WALLOWA LAKE — A ceremony of peace and reconciliation brought Nez Perce Tribal members, United Methodist Church leaders and Wallowa County residents together on the banks of the Wallowa River near Wallowa Lake Wednesday afternoon.
The ceremony marked the transfer of ownership of a 1.5-acre parcel of land within the United Methodist Church Camp at Wallowa Lake.
Since 1922, the Wallowa Lake camp has welcomed campers and retreat-goers, and for nearly 20 years, Nez Perce Tribal teens have gathered there for a culture camp where students learn traditional singing, drumming, language and crafts.
The camp and the tribe already had a relationship through the culture camp, so it seemed natural to give the parcel to the tribe — or return it to them, for all of Wallowa County was once home to the Wallowa Band of the Nez Perce.
Wednesday afternoon, the campers attending the Nez Perce culture camp, tribal leaders, leaders of the Methodist Church and members of the community gathered in front of Bailey Hall at the Wallowa Lake Camp for a service honoring traditions from different cultures.
Mary Jane Miles, a member of the Nez Perce Tribe Executive Committee who spoke at the ceremony, said it was appropriate to have the ceremony during the camp so the youth could experience the historic event.
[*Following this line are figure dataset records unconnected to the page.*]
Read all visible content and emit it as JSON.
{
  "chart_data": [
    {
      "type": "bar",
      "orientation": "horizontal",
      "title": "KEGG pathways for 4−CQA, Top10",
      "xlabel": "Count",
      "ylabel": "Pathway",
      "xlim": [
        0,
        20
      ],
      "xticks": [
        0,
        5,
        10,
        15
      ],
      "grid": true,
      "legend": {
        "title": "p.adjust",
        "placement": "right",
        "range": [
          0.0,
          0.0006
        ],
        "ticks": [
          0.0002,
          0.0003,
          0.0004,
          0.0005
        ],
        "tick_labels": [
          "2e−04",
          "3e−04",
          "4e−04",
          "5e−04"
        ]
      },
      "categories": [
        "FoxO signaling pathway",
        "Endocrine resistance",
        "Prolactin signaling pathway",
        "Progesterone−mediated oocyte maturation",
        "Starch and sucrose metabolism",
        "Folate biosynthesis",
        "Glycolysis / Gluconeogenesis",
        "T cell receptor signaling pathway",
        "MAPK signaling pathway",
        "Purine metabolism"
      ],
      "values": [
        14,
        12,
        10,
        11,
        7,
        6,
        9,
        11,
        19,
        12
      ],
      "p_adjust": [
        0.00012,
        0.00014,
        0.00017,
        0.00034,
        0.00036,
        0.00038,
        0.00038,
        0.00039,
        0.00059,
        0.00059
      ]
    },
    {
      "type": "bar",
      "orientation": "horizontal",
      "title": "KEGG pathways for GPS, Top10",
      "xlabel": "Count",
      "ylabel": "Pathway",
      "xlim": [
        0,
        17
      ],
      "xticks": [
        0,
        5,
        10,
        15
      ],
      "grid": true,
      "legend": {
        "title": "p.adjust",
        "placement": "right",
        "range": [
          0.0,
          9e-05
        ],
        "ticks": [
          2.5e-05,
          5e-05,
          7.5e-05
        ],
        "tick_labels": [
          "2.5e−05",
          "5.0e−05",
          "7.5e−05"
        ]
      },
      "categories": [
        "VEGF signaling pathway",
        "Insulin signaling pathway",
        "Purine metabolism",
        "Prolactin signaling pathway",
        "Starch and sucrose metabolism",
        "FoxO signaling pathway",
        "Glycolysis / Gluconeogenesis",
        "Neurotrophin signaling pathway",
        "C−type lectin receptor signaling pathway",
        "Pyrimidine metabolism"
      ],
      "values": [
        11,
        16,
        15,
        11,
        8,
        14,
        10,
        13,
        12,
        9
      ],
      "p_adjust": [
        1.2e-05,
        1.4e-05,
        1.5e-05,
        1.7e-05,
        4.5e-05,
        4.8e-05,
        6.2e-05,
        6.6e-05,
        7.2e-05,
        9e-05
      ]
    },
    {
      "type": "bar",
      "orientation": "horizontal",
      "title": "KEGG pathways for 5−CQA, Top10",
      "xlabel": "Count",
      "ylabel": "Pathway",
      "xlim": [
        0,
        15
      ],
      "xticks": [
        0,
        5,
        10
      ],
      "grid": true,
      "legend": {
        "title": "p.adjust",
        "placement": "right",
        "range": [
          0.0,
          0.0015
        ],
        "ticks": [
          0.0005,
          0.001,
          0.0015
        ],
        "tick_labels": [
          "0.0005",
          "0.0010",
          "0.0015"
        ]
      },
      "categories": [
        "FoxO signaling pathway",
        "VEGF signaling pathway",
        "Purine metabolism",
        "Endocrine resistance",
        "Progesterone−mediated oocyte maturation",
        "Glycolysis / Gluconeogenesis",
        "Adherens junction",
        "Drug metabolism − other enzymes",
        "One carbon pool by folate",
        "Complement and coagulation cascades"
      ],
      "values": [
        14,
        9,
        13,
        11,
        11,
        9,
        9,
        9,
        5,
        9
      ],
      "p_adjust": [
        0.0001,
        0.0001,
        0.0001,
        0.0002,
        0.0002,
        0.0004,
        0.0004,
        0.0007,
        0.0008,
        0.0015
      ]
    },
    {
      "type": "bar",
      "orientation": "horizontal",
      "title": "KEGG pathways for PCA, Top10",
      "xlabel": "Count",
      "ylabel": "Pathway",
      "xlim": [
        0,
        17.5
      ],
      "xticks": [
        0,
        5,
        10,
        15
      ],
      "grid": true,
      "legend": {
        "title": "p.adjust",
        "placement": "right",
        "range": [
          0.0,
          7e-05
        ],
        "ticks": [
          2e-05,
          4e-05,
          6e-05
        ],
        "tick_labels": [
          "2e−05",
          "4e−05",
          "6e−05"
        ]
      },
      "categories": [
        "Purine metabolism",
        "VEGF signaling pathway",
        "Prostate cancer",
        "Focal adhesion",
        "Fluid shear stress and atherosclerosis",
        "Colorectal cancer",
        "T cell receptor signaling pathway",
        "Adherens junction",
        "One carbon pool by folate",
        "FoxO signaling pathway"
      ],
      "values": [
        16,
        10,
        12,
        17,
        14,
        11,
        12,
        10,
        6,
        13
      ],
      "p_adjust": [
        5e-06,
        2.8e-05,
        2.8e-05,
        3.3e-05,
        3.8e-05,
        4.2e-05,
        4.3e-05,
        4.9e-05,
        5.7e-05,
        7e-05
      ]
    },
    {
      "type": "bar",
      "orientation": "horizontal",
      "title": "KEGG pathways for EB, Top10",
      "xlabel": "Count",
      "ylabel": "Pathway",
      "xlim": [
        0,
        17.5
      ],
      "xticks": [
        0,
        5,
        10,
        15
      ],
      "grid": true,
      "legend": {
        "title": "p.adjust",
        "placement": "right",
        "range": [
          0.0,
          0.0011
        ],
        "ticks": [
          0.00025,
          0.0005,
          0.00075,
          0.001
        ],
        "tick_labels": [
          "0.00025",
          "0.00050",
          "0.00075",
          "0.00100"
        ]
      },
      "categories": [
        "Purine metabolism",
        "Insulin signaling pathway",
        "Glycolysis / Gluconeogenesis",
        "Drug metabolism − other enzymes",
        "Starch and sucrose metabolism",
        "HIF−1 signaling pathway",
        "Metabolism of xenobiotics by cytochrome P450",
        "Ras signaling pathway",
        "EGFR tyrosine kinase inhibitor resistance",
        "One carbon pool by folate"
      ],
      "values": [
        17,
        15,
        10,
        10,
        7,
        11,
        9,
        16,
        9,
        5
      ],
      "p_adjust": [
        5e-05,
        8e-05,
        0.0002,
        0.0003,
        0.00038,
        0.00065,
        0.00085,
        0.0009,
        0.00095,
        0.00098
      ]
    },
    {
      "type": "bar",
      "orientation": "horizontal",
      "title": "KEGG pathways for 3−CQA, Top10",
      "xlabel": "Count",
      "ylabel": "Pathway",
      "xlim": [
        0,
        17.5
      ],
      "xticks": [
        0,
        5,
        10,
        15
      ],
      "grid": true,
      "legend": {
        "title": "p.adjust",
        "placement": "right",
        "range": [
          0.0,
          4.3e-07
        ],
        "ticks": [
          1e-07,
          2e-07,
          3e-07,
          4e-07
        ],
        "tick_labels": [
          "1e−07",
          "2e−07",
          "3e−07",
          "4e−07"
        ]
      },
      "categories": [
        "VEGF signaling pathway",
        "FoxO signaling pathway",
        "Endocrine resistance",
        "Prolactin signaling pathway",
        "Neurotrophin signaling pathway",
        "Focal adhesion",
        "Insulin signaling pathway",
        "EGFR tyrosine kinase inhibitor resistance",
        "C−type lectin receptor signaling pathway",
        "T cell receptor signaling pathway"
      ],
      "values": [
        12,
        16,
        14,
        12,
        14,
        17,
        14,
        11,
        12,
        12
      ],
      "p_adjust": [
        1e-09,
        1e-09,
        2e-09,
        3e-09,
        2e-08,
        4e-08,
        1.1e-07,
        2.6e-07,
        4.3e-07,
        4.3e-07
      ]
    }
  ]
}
“We are tied to the Homeland and we want you young people to know about this so when you become leaders you can think about the future,” Miles said.
For hundreds if not thousands of years, indigenous people camped on the shores of Wallowa Lake. Not long after the Nez Perce War in 1877, the lake became a popular destination for tourism, fishing and canneries. By the early 20th century, visitors to the lake moved out of their wall tents and into accommodations like the Wallowa Lake Lodge, built in 1923.
According to Greg Nelson, communications director for the Methodist Church, in 1922, the church realized the value of building a camp and retreat center in this idyllic setting. The church purchased 100 acres, but with the growing market for privately owned cabins at the lake, the church initially sold 10 acres to help pay for the camp. Over time, more parcels were sold off for private home development, leaving a landlocked, undevelopable 1.5-acre parcel of river shoreline.
At the ceremony marking the return of this parcel to the Nez Perce, Methodist Bishop Elaine Stanovsky — who oversees the United Methodist churches of Alaska, Washington, Idaho and Oregon — said in 2012 the church began talking about the damage done to Native Americans and subsequently spent four years of repentance and education.
“Now we have a new heart and spirit of forgiveness and healing,” Stanovsky said Wednesday. “Since 1922, the Methodists have cared for the land and now we return a portion to its prior inhabitants. This marks a new relationship for this place and people for a life of peace and plenty.”
Gifts were exchanged among tribal members and church representatives and each in attendance was given an origami coyote and a “Wallowa Land Return” button. The Nez Perce elders were presented with a deed to the land, and all in attendance recited a litany for promoting peace and friendship.
Wednesday’s ceremony also included the Lord’s Prayer recited in Nez Perce, drumming and singing of a 163-year-old song that Nez Perce elder Wilfred Scott said is the equivalent of the Star Spangled Banner.
Following the ceremony in front of Bailey Hall the crowd gathered on the bank of the transferred parcel of land. Scott burned sage to bless a stone symbolizing the land transfer and a sign written in Nez Perce that translates to “Let all of us people of the earth come together in peace.” The ceremony concluded when the eldest of the campers returned the symbolic stone to the river’s bank.
The Joseph Office of Nez Perce Tribe Fisheries will manage the tribe’s new land parcel adjacent to the Wallowa River, which is prime kokanee and bull trout habitat for spawning and juvenile rearing.